TransCanada Sued By Texas Landowners Over Keystone XL Pipeline | The Law Offices of Gregory D. Jordan

TransCanada Sued By Texas Landowners Over Keystone XL Pipeline

A group of landowners in Texas is suing TransCanada Corp. over the Keystone XL oil pipeline, saying that the company does not have the right to acquire their property by eminent domain. The group is challenging TransCanada’s status as a common carrier.

The lawsuit by the landowners is an obstacle for the phase of the pipeline that is planned from Cushing, Oklahoma to the Gulf coast of Texas. Another phase, from Alberta, Canada to Steele City, Nebraska, has been delayed by environmental concerns and still needs government approval. The finished pipeline will transport tar-sands oil from Canada to refineries on the Texas coast.

The lawsuit is being heard in the Ninth Court of Appeals in Beaumont, Texas, after District Court Judge Tom Rugg ruled against the landowners in September. A number of similar cases are making their way through the courts.

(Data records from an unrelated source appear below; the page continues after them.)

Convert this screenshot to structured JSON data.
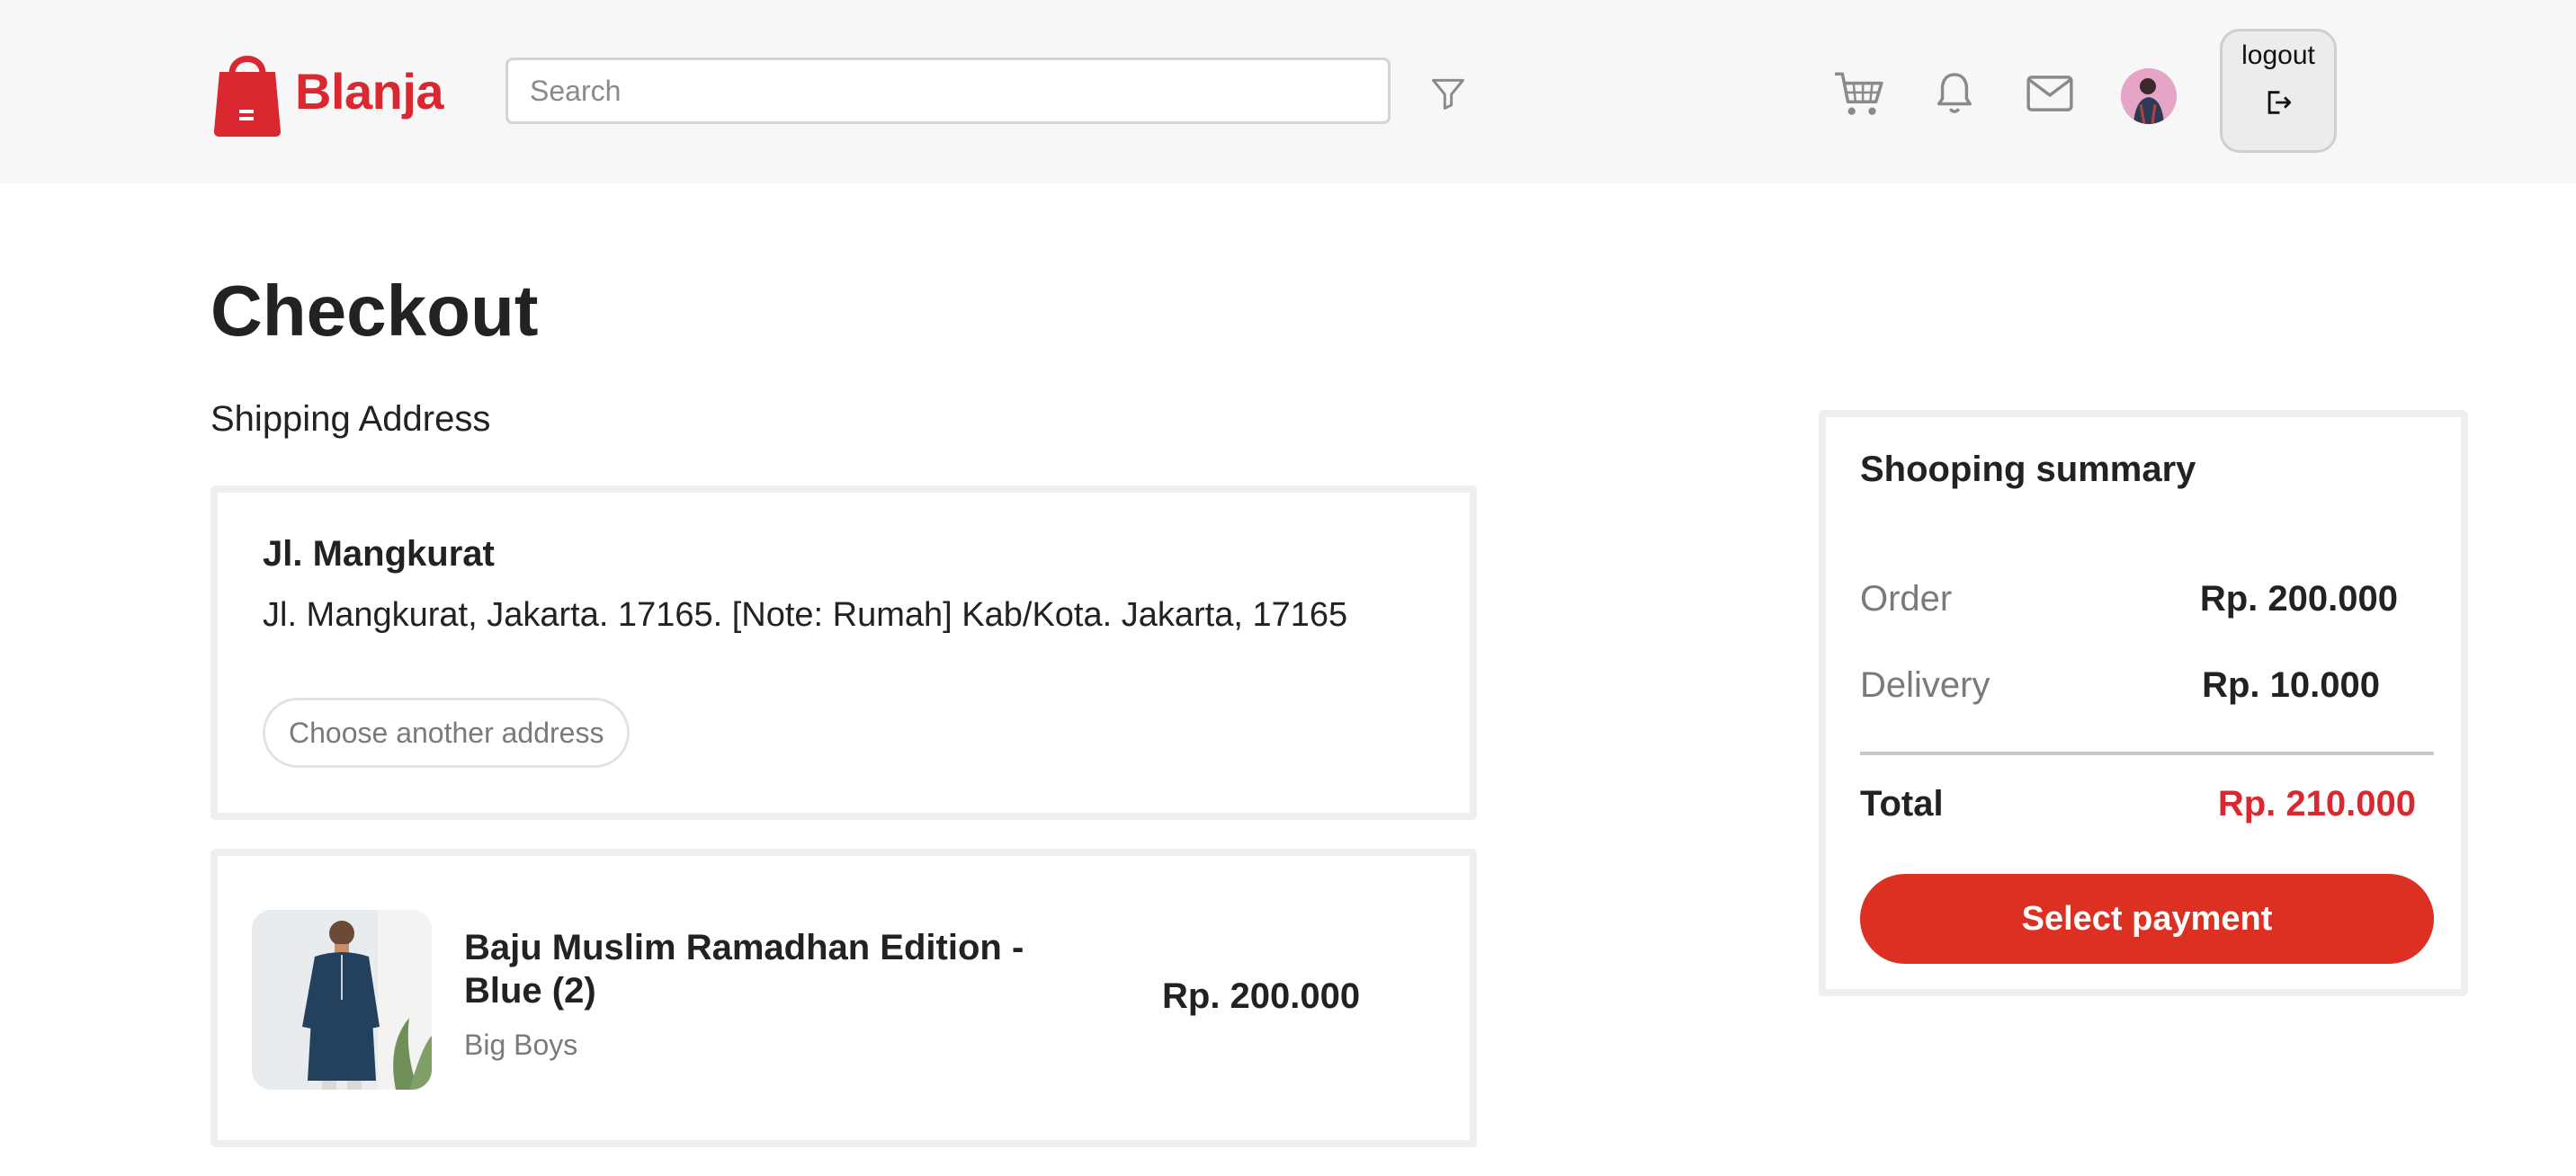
{
  "brand": {
    "name": "Blanja",
    "color": "#d9282f"
  },
  "header": {
    "search_placeholder": "Search",
    "logout_label": "logout",
    "icons": [
      "filter-icon",
      "cart-icon",
      "bell-icon",
      "mail-icon",
      "logout-icon"
    ]
  },
  "page": {
    "title": "Checkout",
    "section_title": "Shipping Address"
  },
  "address": {
    "name": "Jl. Mangkurat",
    "detail": "Jl. Mangkurat, Jakarta. 17165. [Note: Rumah] Kab/Kota. Jakarta, 17165",
    "choose_label": "Choose another address"
  },
  "product": {
    "name": "Baju Muslim Ramadhan Edition - Blue (2)",
    "store": "Big Boys",
    "price": "Rp. 200.000"
  },
  "summary": {
    "title": "Shooping summary",
    "order_label": "Order",
    "order_value": "Rp. 200.000",
    "delivery_label": "Delivery",
    "delivery_value": "Rp. 10.000",
    "total_label": "Total",
    "total_value": "Rp. 210.000",
    "pay_label": "Select payment"
  },
  "colors": {
    "accent": "#db3022",
    "total": "#d9282f",
    "muted": "#7a7a7a"
  }
}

The landowners are hoping to build on the precedent of Texas Rice Land Partners Ltd. v. Denbury Green Pipeline-Texas LLC, a 2011 Texas Supreme Court case that opened the door for challenges to common-carrier status. In the Denbury case, a pipeline company tried to establish its status as a common carrier of carbon dioxide by filing an application with the Texas Railroad Commission. Landowners refused Denbury Green entry onto their land, and argued successfully in court that the company must do more to prove that it would be operating a pipeline that would be available for public use.